Shira Dicker: It’s a fair answer. So let me bring it to the here now. I know my answer but I think that this is important. So here we are talking about why to use a title why bad things happen to good people, right, which really asks the question to God. We have daily acts of horrific evil happening in the world, okay and ultimately a philosophy of life exists in here and now and exists in what’s happening, filling the headlines. Is it — I know my take if I see the latest horrible headline from whatever ISIS is doing or Boko Haram or you name the atrocity. I know my response and frankly it has nothing to do with God, but I am curios where evil acts perpetuated by human kind fit into your philosophical scheme.

David Birnbaum: Okay. So of course, again, this is why I started the series in the first place and it’s one of these issues where you have to give it your best shot. You can’t say you have total wisdom because you might have the wisdom until the evil hits you and then all of a sudden it all breaks down very quickly. But one would hope that you can even withstand that, God forbid. Okay so the question is so how does infinite potential ignite Cosmos order? Very nice you have infinite potential, how does it ignite the cosmos, right? So here we are going to tether it to a concept from the span of the history of ideas including Musar but not exactly Musar. And of course as I often do, I morph it, I morph ancient concepts a little bit. I posit that in Einstein theory to get us to atomic bomb you split the atom, right. You split the atom and you have atomic bomb, one tiny atom. And my theory is of course I read metaphysics and I wasn’t there at creation although my late mother might think I was, I was not there, is that infinite potential to split zero. Whatever zero is you split it and split the positive and negatives, male and female, and there’s no possibility just to split zero into positives that ideally infinite potential really just wanted to have positives in universe, but in order there to be creation itself there unfortunately had to be negative.

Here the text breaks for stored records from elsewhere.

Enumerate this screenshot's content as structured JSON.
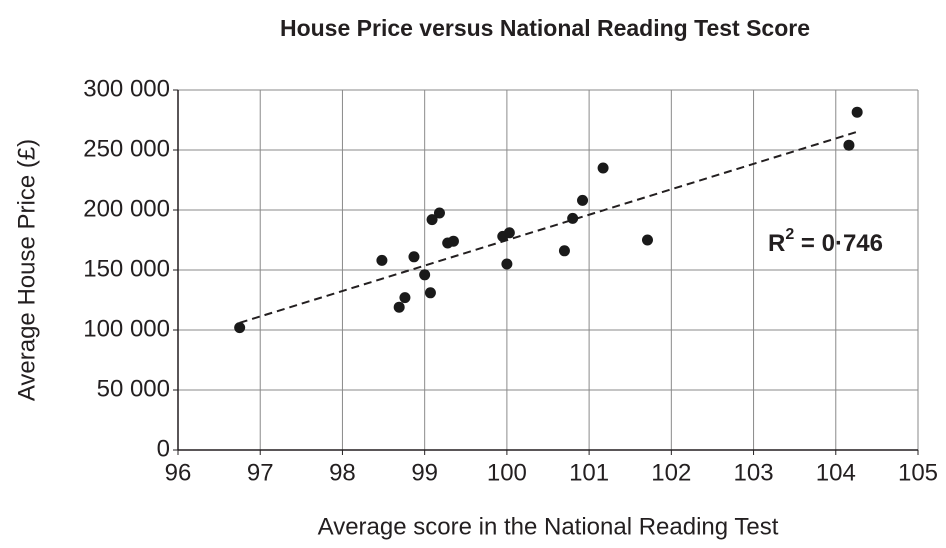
{
  "chart_data": {
    "type": "scatter",
    "title": "House Price versus National Reading Test Score",
    "xlabel": "Average score in the National Reading Test",
    "ylabel": "Average House Price (£)",
    "x": [
      96.75,
      98.48,
      98.69,
      98.76,
      98.87,
      99.0,
      99.07,
      99.09,
      99.18,
      99.28,
      99.35,
      99.95,
      100.03,
      100.0,
      100.7,
      100.8,
      100.92,
      101.17,
      101.71,
      104.16,
      104.26
    ],
    "values": [
      102000,
      158000,
      119000,
      127000,
      161000,
      146000,
      131000,
      192000,
      197500,
      172500,
      174000,
      178000,
      181000,
      155000,
      166000,
      193000,
      208000,
      235000,
      175000,
      254000,
      281500
    ],
    "color": "#1a1a1a",
    "trendline": {
      "x": [
        96.75,
        104.3
      ],
      "y": [
        106000,
        266000
      ]
    },
    "annotation": {
      "base": "R",
      "sup": "2",
      "rest": " = 0·746"
    },
    "xlim": [
      96,
      105
    ],
    "xticks": [
      96,
      97,
      98,
      99,
      100,
      101,
      102,
      103,
      104,
      105
    ],
    "ylim": [
      0,
      300000
    ],
    "yticks": [
      0,
      {
        "value": 50000,
        "label": "50 000"
      },
      {
        "value": 100000,
        "label": "100 000"
      },
      {
        "value": 150000,
        "label": "150 000"
      },
      {
        "value": 200000,
        "label": "200 000"
      },
      {
        "value": 250000,
        "label": "250 000"
      },
      {
        "value": 300000,
        "label": "300 000"
      }
    ],
    "grid": true
  }
}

And frankly it works for me. When I witness these terrible things, it works for me although — and for the universe itself, the cosmic world weeps along with us, weeps that there had to be the residue of serious evil. And I have a [inaudible 22:23] which I actually gave at [inaudible 22:26] directly linked to question, that’s why I am saying quickly, I have it in the book, is that originally that’s an author’s [inaudible 22:40] not that I am worthy to imagine this but authors sometimes have little liberty. I created [inaudible 22:49] that the God of Israel called [inaudible 22:51] of 100 angels to create the universe because it was going to be so evil and suffering and 99 of the angels said no, only one said yes for the creation of life, and on that basis the universe was created that the possibility of life triumphs the reality of evil because without the possibility of evil there could not have been anything. And on some level it was not just a decision back then, on some level I posit that we all made the decision, all of us somehow cumulatively, somehow retroactively that cumulatively we decided we’re going to go with it in spite of the strain of evil.